Retirement Lump Sum Benefit as per Second Schedule to the Income Tax Act,
No. 58 0f 1962 - Layman Version
Accessing Your Lump Sum Benefit Before Retirement (South Africa)
This information explains the specific conditions under which a person, referred to as a “member,” can receive a lump sum payment from a benefit fund before reaching their official retirement age. To be eligible for such a payment, a member must meet one of the following two clearly defined criteria:
Condition 1: Officially Recognised Emigration from South Africa
- This condition applies to individuals who were residents of South Africa and have formally emigrated from the Republic.
- Crucially, this emigration must be officially recognised by the South African Reserve Bank (SARB) specifically for the purposes of exchange control.
- There are strict deadlines associated with this recognition:
- The application for this recognition must have been received by the SARB on or before February 28, 2021.
- Furthermore, the approval for the delivery of foreign currency related to this recognition must have been granted by the South African Reserve Bank or an authorised dealer on or before February 28, 2022.
Condition 2: Continuous Non-Residency for an Extended Period
- This condition applies to individuals who are not currently a resident of South Africa.
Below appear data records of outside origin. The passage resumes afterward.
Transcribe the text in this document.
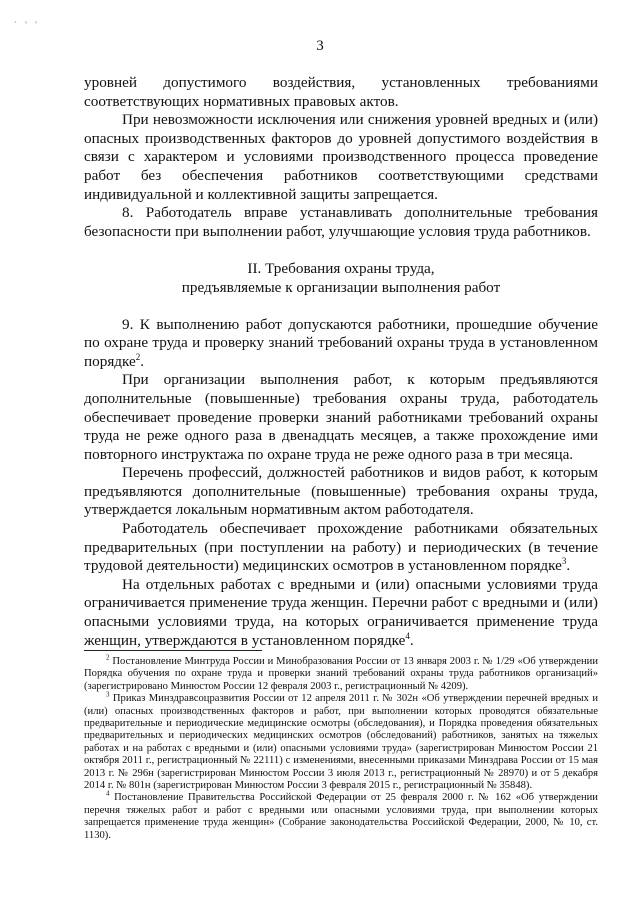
` ' '
3

уровней допустимого воздействия, установленных требованиями соответствующих нормативных правовых актов.

При невозможности исключения или снижения уровней вредных и (или) опасных производственных факторов до уровней допустимого воздействия в связи с характером и условиями производственного процесса проведение работ без обеспечения работников соответствующими средствами индивидуальной и коллективной защиты запрещается.

8. Работодатель вправе устанавливать дополнительные требования безопасности при выполнении работ, улучшающие условия труда работников.

II. Требования охраны труда,
предъявляемые к организации выполнения работ

9. К выполнению работ допускаются работники, прошедшие обучение по охране труда и проверку знаний требований охраны труда в установленном порядке$^2$.

При организации выполнения работ, к которым предъявляются дополнительные (повышенные) требования охраны труда, работодатель обеспечивает проведение проверки знаний работниками требований охраны труда не реже одного раза в двенадцать месяцев, а также прохождение ими повторного инструктажа по охране труда не реже одного раза в три месяца.

Перечень профессий, должностей работников и видов работ, к которым предъявляются дополнительные (повышенные) требования охраны труда, утверждается локальным нормативным актом работодателя.

Работодатель обеспечивает прохождение работниками обязательных предварительных (при поступлении на работу) и периодических (в течение трудовой деятельности) медицинских осмотров в установленном порядке$^3$.

На отдельных работах с вредными и (или) опасными условиями труда ограничивается применение труда женщин. Перечни работ с вредными и (или) опасными условиями труда, на которых ограничивается применение труда женщин, утверждаются в установленном порядке$^4$.

$^2$ Постановление Минтруда России и Минобразования России от 13 января 2003 г. № 1/29 «Об утверждении Порядка обучения по охране труда и проверки знаний требований охраны труда работников организаций» (зарегистрировано Минюстом России 12 февраля 2003 г., регистрационный № 4209).

$^3$ Приказ Минздравсоцразвития России от 12 апреля 2011 г. № 302н «Об утверждении перечней вредных и (или) опасных производственных факторов и работ, при выполнении которых проводятся обязательные предварительные и периодические медицинские осмотры (обследования), и Порядка проведения обязательных предварительных и периодических медицинских осмотров (обследований) работников, занятых на тяжелых работах и на работах с вредными и (или) опасными условиями труда» (зарегистрирован Минюстом России 21 октября 2011 г., регистрационный № 22111) с изменениями, внесенными приказами Минздрава России от 15 мая 2013 г. № 296н (зарегистрирован Минюстом России 3 июля 2013 г., регистрационный № 28970) и от 5 декабря 2014 г. № 801н (зарегистрирован Минюстом России 3 февраля 2015 г., регистрационный № 35848).

$^4$ Постановление Правительства Российской Федерации от 25 февраля 2000 г. № 162 «Об утверждении перечня тяжелых работ и работ с вредными или опасными условиями труда, при выполнении которых запрещается применение труда женщин» (Собрание законодательства Российской Федерации, 2000, № 10, ст. 1130).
- To qualify, the individual must have been a non-resident for an uninterrupted period of three years or longer.
- This continuous period of non-residency must have commenced on or after March 1, 2021.
- In essence: For a member to receive a lump sum benefit before retirement, they must either have formally emigrated from South Africa with specific SARB recognition under historical deadlines, or they must have maintained a continuous non-resident status for at least three years, beginning on or after March 1, 2021
- The sources outline specific conditions under which a member can receive a lump sum benefit prior to their retirement date. One of these conditions details a “3-year lock-up” period for non-residents.
The “3-Year Lock-Up Rule” for Pre-Retirement Lump Sum Benefits
- This rule refers to Condition 2 for accessing a pre-retirement lump sum benefit, which applies to individuals who are not residents of South Africa.
- To qualify under this specific condition, a person must meet the following criteria:
- Non-Resident Status: The individual must not be a resident of South Africa.
- Duration of Non-Residency: They must have maintained this non-resident status for an uninterrupted period of three years or longer. This means there should be no breaks or returns to resident status during this three-year period.
- Commencement Date: This continuous period of non-residency must have commenced on or after March 1, 2021. This is a crucial starting point for calculating the three-year duration.
- In essence, if you are a South African who has ceased to be a tax resident and have remained a non-resident for a continuous period of at least three years, with that period beginning on or after March 1, 2021, you may then be entitled to receive a lump sum benefit from a South African fund prior to your official retirement date.
- This condition provides an alternative pathway to accessing your lump sum benefit before retirement, separate from the more historically specific emigration recognition process by the South African Reserve Bank (SARB) that applied to applications received on or before February 28, 2021.